Mon frère n’avait pas eu le courage d’aller cogner à sa porte. La nuit blanche avait été pour lui un échec. Il m’a regardé, endormi sur le gazon, puis il a chuchoté : 

- T’as gagné... Moi je m’en vais me coucher...

Il a jeté sa fleur sur le trottoir, puis il est remonté par la côte jusqu’à chez nous. Il redoutait l’humeur des parents. Il songeait probablement déjà à un plan. Il avait probablement déjà trouvé une solution pour faire croire qu’il n’était jamais sorti de la maison la veille. 

Vers dix heures, des voitures ont commencé à passer sur la rue devant moi. Je me suis réveillé, un peu paniqué, mais content d’avoir survécu à la nuit blanche. J’ai trouvé, sur le trottoir, la fleur que mon frère avait laissée. Je l’ai pris, puis j’ai essayé de comprendre comment les choses avaient pu tourner de cette façon :

- C’est con. Il est parti. J’ai gagné... Mais il s’est rien passé.

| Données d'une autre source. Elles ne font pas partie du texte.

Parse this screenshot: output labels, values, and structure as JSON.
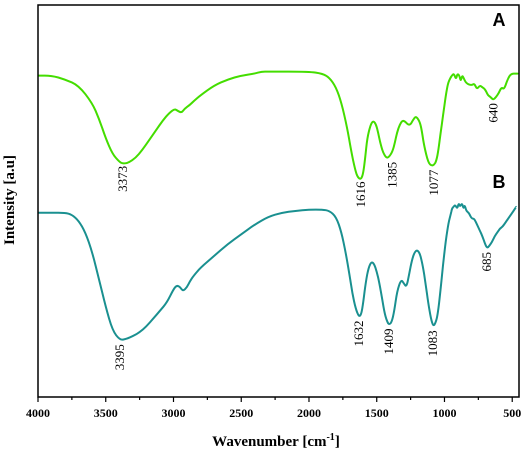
{
  "chart_data": {
    "type": "line",
    "xlabel": "Wavenumber [cm",
    "xlabel_sup": "-1",
    "xlabel_end": "]",
    "ylabel": "Intensity [a.u]",
    "xlim": [
      4000,
      450
    ],
    "x_ticks": [
      "4000",
      "3500",
      "3000",
      "2500",
      "2000",
      "1500",
      "1000",
      "500"
    ],
    "grid": false,
    "series": [
      {
        "name": "A",
        "color": "#44dd00",
        "x": [
          4000,
          3900,
          3800,
          3700,
          3600,
          3550,
          3500,
          3450,
          3400,
          3373,
          3330,
          3280,
          3230,
          3180,
          3130,
          3080,
          3030,
          2990,
          2970,
          2940,
          2920,
          2880,
          2850,
          2800,
          2700,
          2600,
          2500,
          2400,
          2350,
          2300,
          2000,
          1900,
          1850,
          1800,
          1760,
          1720,
          1690,
          1660,
          1640,
          1616,
          1600,
          1585,
          1570,
          1545,
          1525,
          1505,
          1490,
          1475,
          1455,
          1430,
          1410,
          1385,
          1365,
          1350,
          1330,
          1310,
          1290,
          1270,
          1250,
          1235,
          1215,
          1200,
          1180,
          1165,
          1150,
          1120,
          1095,
          1077,
          1060,
          1045,
          1030,
          1010,
          990,
          975,
          955,
          945,
          930,
          915,
          905,
          890,
          880,
          870,
          860,
          840,
          800,
          780,
          760,
          740,
          720,
          700,
          680,
          660,
          640,
          620,
          600,
          580,
          560,
          540,
          520,
          500,
          480,
          460
        ],
        "y": [
          82,
          82,
          81,
          79.5,
          75,
          71,
          66,
          62,
          60,
          59.5,
          59.8,
          61,
          63,
          65.5,
          68,
          70.5,
          72.5,
          73.5,
          73,
          72.5,
          73.5,
          74.5,
          75.5,
          77,
          79.5,
          81,
          82,
          82.5,
          83,
          83,
          83,
          82.5,
          81.5,
          79,
          75,
          69,
          63,
          58,
          56,
          55.5,
          57,
          61,
          66,
          69.5,
          70.5,
          69.5,
          67.5,
          65,
          62.5,
          61,
          61.2,
          62.5,
          65,
          67.5,
          69.5,
          70.5,
          70.3,
          69.5,
          69.5,
          70.5,
          71.5,
          71.2,
          70,
          67.5,
          64,
          59.8,
          59,
          59.2,
          60.2,
          63,
          67,
          72,
          77,
          80,
          81.5,
          82,
          82.5,
          81,
          82.5,
          82,
          80.5,
          82,
          81.5,
          80,
          79.5,
          80,
          78.5,
          79.5,
          79,
          78.5,
          77,
          76.5,
          75.8,
          76.5,
          77.5,
          79,
          78.5,
          80.5,
          82,
          82.5,
          82.5,
          82.5
        ]
      },
      {
        "name": "B",
        "color": "#1a9090",
        "x": [
          4000,
          3900,
          3800,
          3750,
          3700,
          3650,
          3600,
          3550,
          3500,
          3450,
          3395,
          3350,
          3300,
          3250,
          3200,
          3150,
          3100,
          3050,
          3000,
          2975,
          2950,
          2930,
          2900,
          2880,
          2850,
          2800,
          2700,
          2600,
          2500,
          2400,
          2300,
          2200,
          2100,
          2000,
          1900,
          1850,
          1800,
          1760,
          1730,
          1700,
          1680,
          1655,
          1632,
          1615,
          1600,
          1580,
          1560,
          1540,
          1520,
          1500,
          1480,
          1460,
          1440,
          1420,
          1409,
          1390,
          1370,
          1350,
          1320,
          1300,
          1280,
          1260,
          1240,
          1220,
          1200,
          1180,
          1160,
          1140,
          1120,
          1100,
          1083,
          1065,
          1050,
          1030,
          1010,
          990,
          970,
          955,
          945,
          935,
          920,
          905,
          895,
          885,
          870,
          860,
          850,
          840,
          820,
          800,
          780,
          760,
          740,
          720,
          700,
          685,
          670,
          650,
          630,
          610,
          590,
          570,
          550,
          530,
          510,
          490,
          470
        ],
        "y": [
          47,
          47,
          47,
          46.5,
          45,
          42,
          37,
          30,
          23,
          17,
          14.5,
          14.8,
          15.5,
          16.5,
          18,
          20,
          22,
          24,
          27.5,
          28.5,
          28,
          27,
          28,
          29.5,
          31,
          33,
          36,
          39,
          41.5,
          44,
          46,
          47,
          47.5,
          47.8,
          47.8,
          47.5,
          46,
          42,
          37,
          31,
          26.5,
          22.5,
          20.5,
          21,
          24,
          29.5,
          33,
          34.5,
          34,
          32,
          29,
          25,
          21,
          19,
          18.5,
          19,
          22,
          27,
          30,
          29,
          28,
          31.5,
          35,
          37,
          37.5,
          36.5,
          33.5,
          29,
          24,
          20,
          18,
          19,
          21,
          27,
          34,
          40,
          44.5,
          46.5,
          48,
          48.5,
          49,
          48,
          49.5,
          48.5,
          49.5,
          48,
          49,
          47.5,
          47,
          45.5,
          45.5,
          44,
          42.5,
          41,
          39,
          38,
          38.5,
          39.5,
          41,
          42,
          43,
          43.5,
          44.5,
          45.5,
          46.5,
          47.5,
          48.5
        ]
      }
    ],
    "annotations": [
      {
        "text": "3373",
        "x": 3373,
        "y": 60
      },
      {
        "text": "1616",
        "x": 1616,
        "y": 56
      },
      {
        "text": "1385",
        "x": 1385,
        "y": 61
      },
      {
        "text": "1077",
        "x": 1077,
        "y": 59
      },
      {
        "text": "640",
        "x": 640,
        "y": 76
      },
      {
        "text": "3395",
        "x": 3395,
        "y": 14.5
      },
      {
        "text": "1632",
        "x": 1632,
        "y": 20.5
      },
      {
        "text": "1409",
        "x": 1409,
        "y": 18.5
      },
      {
        "text": "1083",
        "x": 1083,
        "y": 18
      },
      {
        "text": "685",
        "x": 685,
        "y": 38
      }
    ],
    "series_labels": [
      "A",
      "B"
    ]
  }
}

Je me suis approché de la maison de Marie-Ève. Puis, après quelques minutes d’hésitation, j’ai cogné à sa porte. Sa mère m'a ouvert et j'ai dit : 

- Allo. Est-ce que Marie-Ève est là?

- Oui, un instant. Marie!

Puis elle est arrivée devant moi comme un ange en pyjama qui venait de manger un bol de froot loops.

- Allo. C’est une fleur. C’est pour toi. Mon frère voulait te la donner tantôt, cette nuit, mais là il est parti se coucher, il était trop fatigué...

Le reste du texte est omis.